In [7]:
import pandas as pd
from __future__ import unicode_literals,print_function
import plac
import random
from pathlib import Path
import spacy
from tqdm import tqdm

class TrainFoodNER():
    
    def __init__(self, df_path):
        self.df_path = df_path
        
    def generate_train_from_df(self):
        """This function generates the Train data in the format accepted by spacy from our csv file for training
           custom NER model and returns the training data variable created thereafter"""
        df = pd.read_excel(self.df_path)
        train = []
        gone = set()
        for index, value in df.iterrows():
            if index in gone:
                continue
            group = tuple()
            di = dict()
            li = []
            data = tuple()
            if pd.notnull(value['Start']) and pd.notnull(value['End']):
                data = data + (int(value['Start']),int(value['End']),value['Tag'].upper())
                li.append(data)
            c = index
            if ((c+1==df.shape[0])):
                break
            while(df.loc[c+1,'Review']==df.loc[index,'Review'] ):
                gone.add(c+1)
                data = tuple()
                data = data + (int(df.loc[c+1,'Start']),int(df.loc[c+1,'End']),df.loc[c+1,'Tag'].upper())
                li.append(data)
                c = c+1
                if ((c+1==df.shape[0])):
                    break
            di['entities'] = li
            group = group + (value['Review'],di)
            train.append(group)
            return train

    def train_ner(self, output_dr):
        """This function trains the ner model and saves the model in directory provided as parameter to function"""
        """Parameters:
           output_dr -> Path where you want the model to be saved, must be string (Ex. '/users/xyz/desktop')
           """
        model = None
        output_dir=Path(output_dr)
        n_iter=100
        if model is not None:
            nlp = spacy.load(model)  # load existing spaCy model
            print("Loaded model '%s'" % model)
        else:
            nlp = spacy.blank('en')  # create blank Language class
            print("Created blank 'en' model")

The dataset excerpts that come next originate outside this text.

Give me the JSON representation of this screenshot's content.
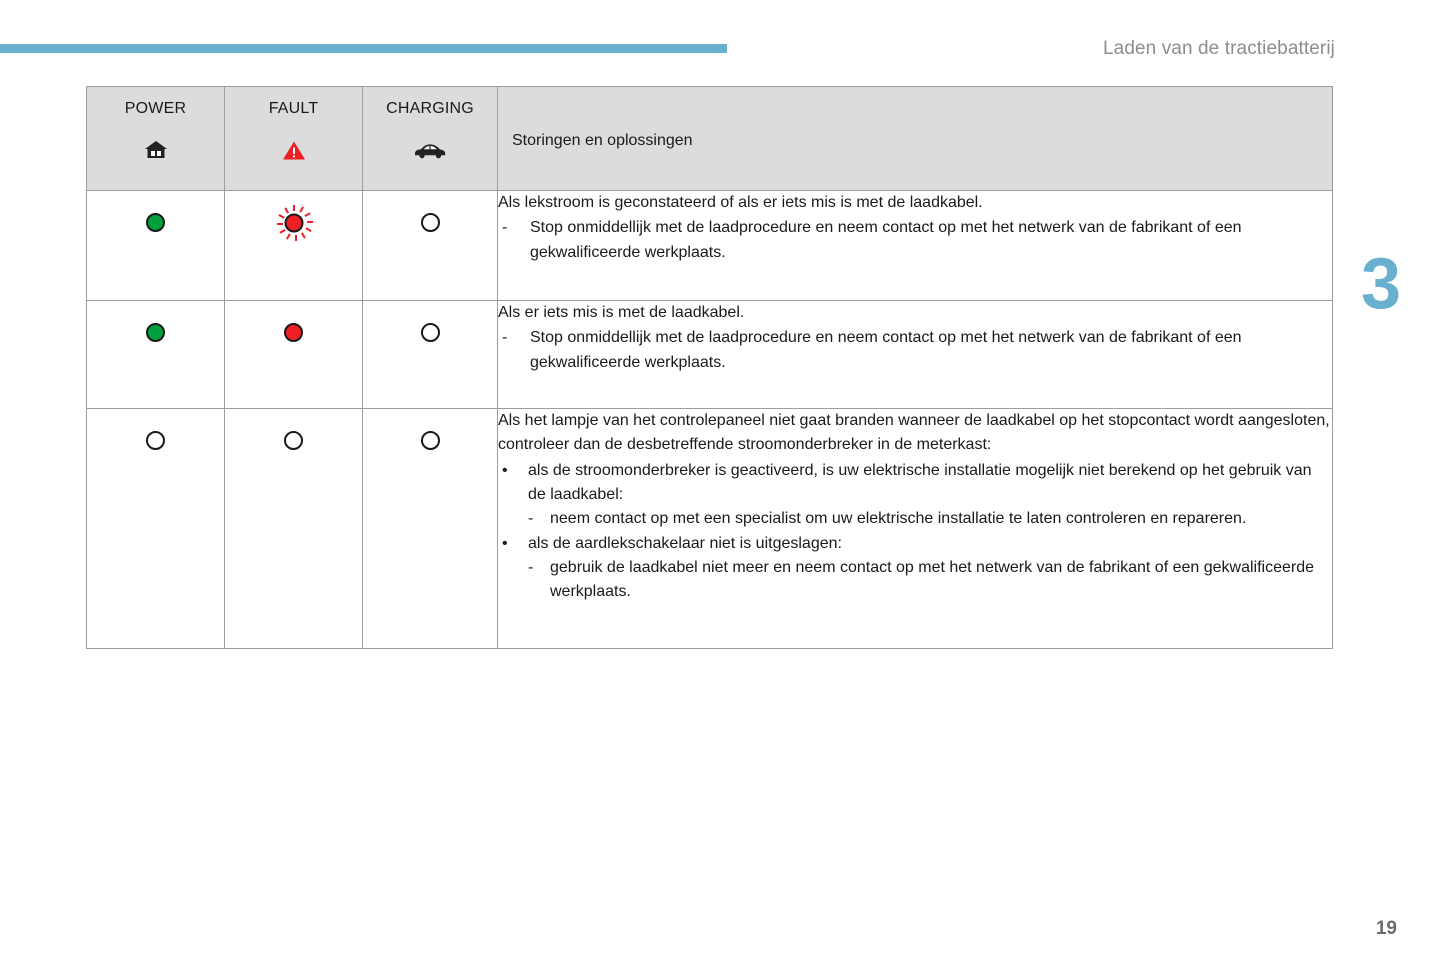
{
  "header": {
    "title": "Laden van de tractiebatterij",
    "bar_color": "#69b0ce"
  },
  "chapter": {
    "number": "3",
    "color": "#69b0ce"
  },
  "footer": {
    "page_number": "19"
  },
  "table": {
    "columns": [
      {
        "label": "POWER",
        "icon": "house-icon"
      },
      {
        "label": "FAULT",
        "icon": "warning-triangle-icon"
      },
      {
        "label": "CHARGING",
        "icon": "car-icon"
      }
    ],
    "description_header": "Storingen en oplossingen",
    "colors": {
      "header_background": "#dcdcdc",
      "border": "#9d9d9d",
      "led_green": "#00a03c",
      "led_red": "#ed2024",
      "led_off": "#ffffff"
    },
    "rows": [
      {
        "power": "green",
        "fault": "red-blinking",
        "charging": "off",
        "intro": "Als lekstroom is geconstateerd of als er iets mis is met de laadkabel.",
        "dash_marker": "-",
        "dash_text": "Stop onmiddellijk met de laadprocedure en neem contact op met het netwerk van de fabrikant of een gekwalificeerde werkplaats."
      },
      {
        "power": "green",
        "fault": "red",
        "charging": "off",
        "intro": "Als er iets mis is met de laadkabel.",
        "dash_marker": "-",
        "dash_text": "Stop onmiddellijk met de laadprocedure en neem contact op met het netwerk van de fabrikant of een gekwalificeerde werkplaats."
      },
      {
        "power": "off",
        "fault": "off",
        "charging": "off",
        "intro": "Als het lampje van het controlepaneel niet gaat branden wanneer de laadkabel op het stopcontact wordt aangesloten, controleer dan de desbetreffende stroomonderbreker in de meterkast:",
        "bullet_marker": "•",
        "dash_marker": "-",
        "bullet1_text": "als de stroomonderbreker is geactiveerd, is uw elektrische installatie mogelijk niet berekend op het gebruik van de laadkabel:",
        "bullet1_sub_text": "neem contact op met een specialist om uw elektrische installatie te laten controleren en repareren.",
        "bullet2_text": "als de aardlekschakelaar niet is uitgeslagen:",
        "bullet2_sub_text": "gebruik de laadkabel niet meer en neem contact op met het netwerk van de fabrikant of een gekwalificeerde werkplaats."
      }
    ]
  }
}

        if 'ner' not in nlp.pipe_names:
            ner = nlp.create_pipe('ner')
            nlp.add_pipe(ner, last=True)
        # otherwise, get it so we can add labels
        else:
            ner = nlp.get_pipe('ner')

        # add labels
        TRAIN_DATA = self.generate_train_from_df(self.df_path)
        for _, annotations in TRAIN_DATA:
            for ent in annotations.get('entities'):
                ner.add_label(ent[2])

        # get names of other pipes to disable them during training
        other_pipes = [pipe for pipe in nlp.pipe_names if pipe != 'ner']
        with nlp.disable_pipes(*other_pipes):  # only train NER
            optimizer = nlp.begin_training()
            for itn in range(n_iter):
                random.shuffle(TRAIN_DATA)
                losses = {}
                print(itn)
                for text, annotations in tqdm(TRAIN_DATA):
                    nlp.update(
                        [text],  # batch of texts
                        [annotations],  # batch of annotations
                        drop=0.35,  # dropout - make it harder to memorise data
                        sgd=optimizer,  # callable to update weights
                        losses=losses)
                print(losses)

        if output_dir is not None:
            output_dir = Path(output_dir)
            if not output_dir.exists():
                output_dir.mkdir()
            nlp.to_disk(output_dir)
            print("Saved model to", output_dir)
            
def generate_food_model(df_path,output_dir):
    """This function is the only one needed to be called to be called to generate FOOD NER model"""
    """Parameters:
       df_path : Path of excel file containing training data
       output_dir : Directory where you want the model to be saved (must be string, example : '/Users/XYZ/desktop')"""
    obj = TrainFoodNER(df_path = df_path)
    obj.train_ner(output_dir)